Tuesday afternoon was my poster session, and though I initially planned on holding the fort for two of the four hours, both my boss and myself were present for almost the entire session breaking away for no more than half an hour each to visit other posters. Thank goodness for my wonderful colleague who fielded questions in our brief absences even though she works with a different model! By half an hour into the session, the traffic in front of our poster was boggling. My boss and I ended up tag-teaming presentation/question rounds for different handfuls of people. The feedback was spectacular, with several unique directions offered, several potential collaborations resulting and a few friends made.

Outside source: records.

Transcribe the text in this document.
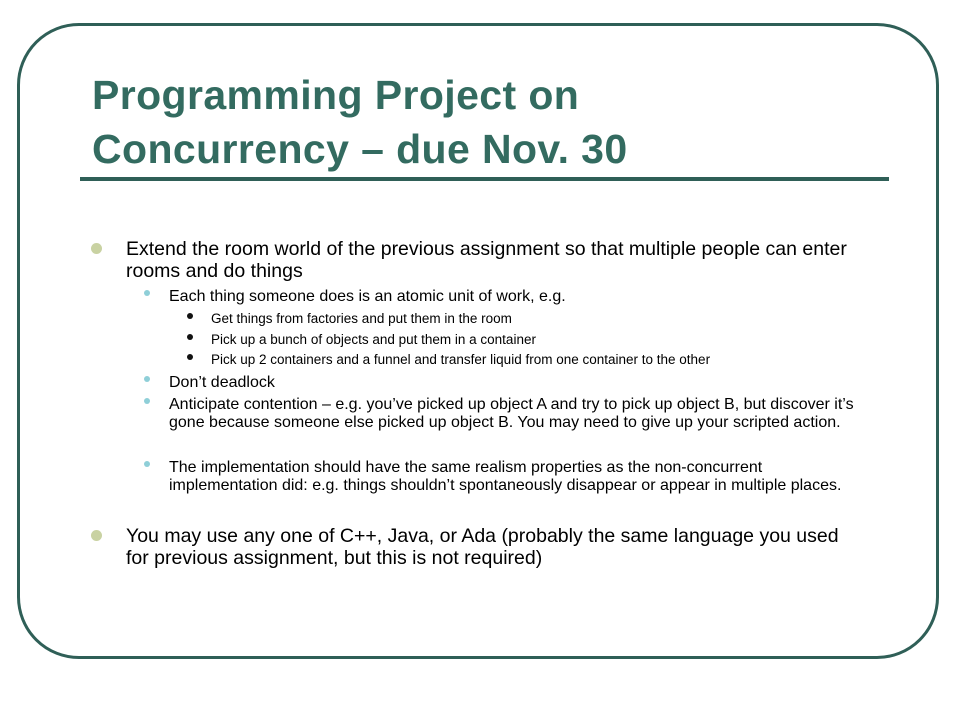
Programming Project on
Concurrency – due Nov. 30
Extend the room world of the previous assignment so that multiple people can enter rooms and do things
Each thing someone does is an atomic unit of work, e.g.
Get things from factories and put them in the room
Pick up a bunch of objects and put them in a container
Pick up 2 containers and a funnel and transfer liquid from one container to the other
Don’t deadlock
Anticipate contention – e.g. you’ve picked up object A and try to pick up object B, but discover it’s gone because someone else picked up object B. You may need to give up your scripted action.
The implementation should have the same realism properties as the non-concurrent implementation did: e.g. things shouldn’t spontaneously disappear or appear in multiple places.
You may use any one of C++, Java, or Ada (probably the same language you used for previous assignment, but this is not required)
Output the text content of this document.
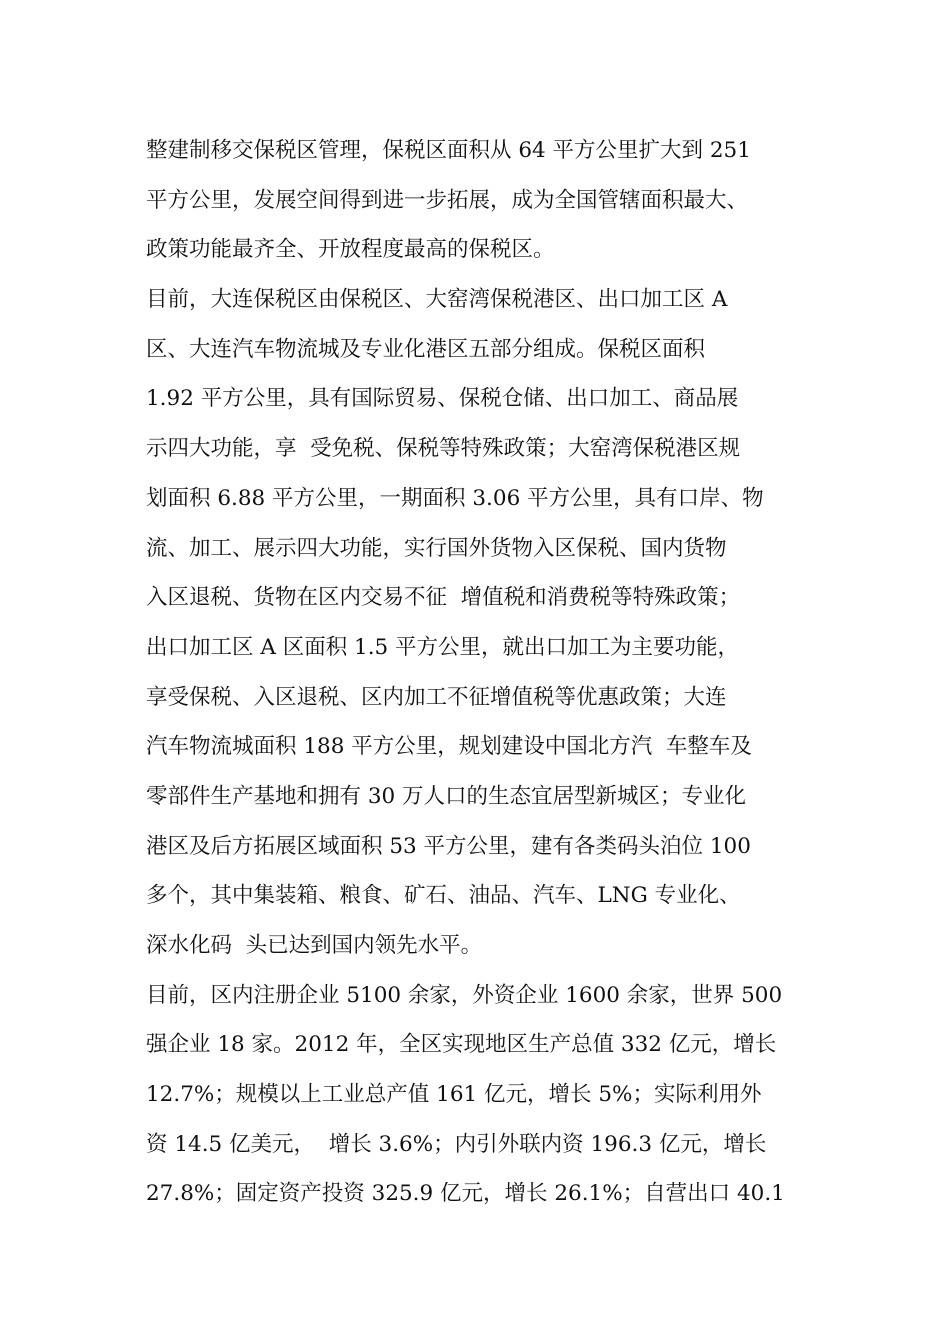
整建制移交保税区管理，保税区面积从 64 平方公里扩大到 251
平方公里，发展空间得到进一步拓展，成为全国管辖面积最大、
政策功能最齐全、开放程度最高的保税区。
目前，大连保税区由保税区、大窑湾保税港区、出口加工区 A
区、大连汽车物流城及专业化港区五部分组成。保税区面积
1.92 平方公里，具有国际贸易、保税仓储、出口加工、商品展
示四大功能，享  受免税、保税等特殊政策；大窑湾保税港区规
划面积 6.88 平方公里，一期面积 3.06 平方公里，具有口岸、物
流、加工、展示四大功能，实行国外货物入区保税、国内货物
入区退税、货物在区内交易不征  增值税和消费税等特殊政策；
出口加工区 A 区面积 1.5 平方公里，就出口加工为主要功能，
享受保税、入区退税、区内加工不征增值税等优惠政策；大连
汽车物流城面积 188 平方公里，规划建设中国北方汽  车整车及
零部件生产基地和拥有 30 万人口的生态宜居型新城区；专业化
港区及后方拓展区域面积 53 平方公里，建有各类码头泊位 100
多个，其中集装箱、粮食、矿石、油品、汽车、LNG 专业化、
深水化码  头已达到国内领先水平。
目前，区内注册企业 5100 余家，外资企业 1600 余家，世界 500
强企业 18 家。2012 年，全区实现地区生产总值 332 亿元，增长
12.7%；规模以上工业总产值 161 亿元，增长 5%；实际利用外
资 14.5 亿美元，  增长 3.6%；内引外联内资 196.3 亿元，增长
27.8%；固定资产投资 325.9 亿元，增长 26.1%；自营出口 40.1
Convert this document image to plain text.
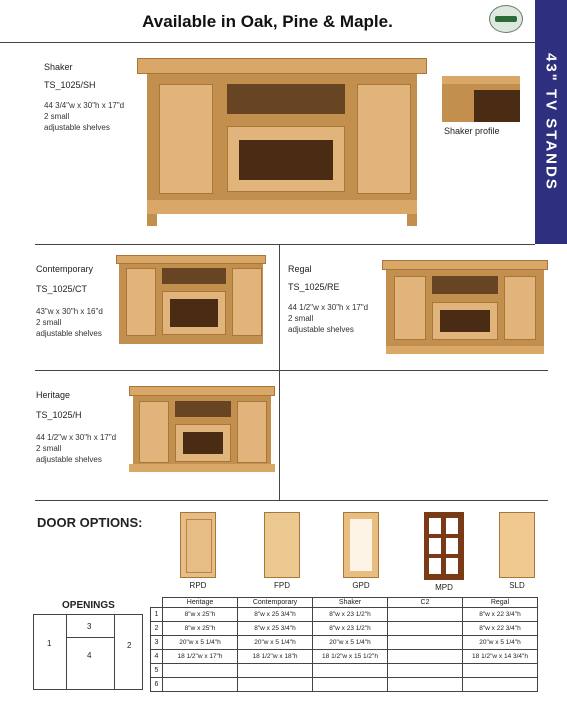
Available in Oak, Pine & Maple.
43" TV STANDS
Shaker
TS_1025/SH
44 3/4"w x 30"h x 17"d
2 small
adjustable shelves	Shaker profile
Contemporary
TS_1025/CT
43"w x 30"h x 16"d
2 small
adjustable shelves
Regal
TS_1025/RE
44 1/2"w x 30"h x 17"d
2 small
adjustable shelves
Heritage
TS_1025/H
44 1/2"w x 30"h x 17"d
2 small
adjustable shelves
DOOR OPTIONS:
RPD	FPD	GPD	MPD	SLD
OPENINGS
1	2
3
4
	Heritage	Contemporary	Shaker	C2	Regal
1	8"w x 25"h	8"w x 25 3/4"h	8"w x 23 1/2"h		8"w x 22 3/4"h
2	8"w x 25"h	8"w x 25 3/4"h	8"w x 23 1/2"h		8"w x 22 3/4"h
3	20"w x 5 1/4"h	20"w x 5 1/4"h	20"w x 5 1/4"h		20"w x 5 1/4"h
4	18 1/2"w x 17"h	18 1/2"w x 18"h	18 1/2"w x 15 1/2"h		18 1/2"w x 14 3/4"h
5					
6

What's more, I was totally starstruck by the flow of big names in front of our poster whose badges I recognized from manuscripts that had jump-started my career or helped to define my work, but whose faces were met for the first time. At one point I remember surreptitiously asking my boss, "is that the Mike Salvatore?" What a rush to present and discuss your work with minds whose contributions to neuroscience have shaped your own, and what an even greater honor to be commended by them for your ideas. These folks are all friends of my boss -- you come to know or at least meet most of your field at some point -- and he got a kick out of my agog state.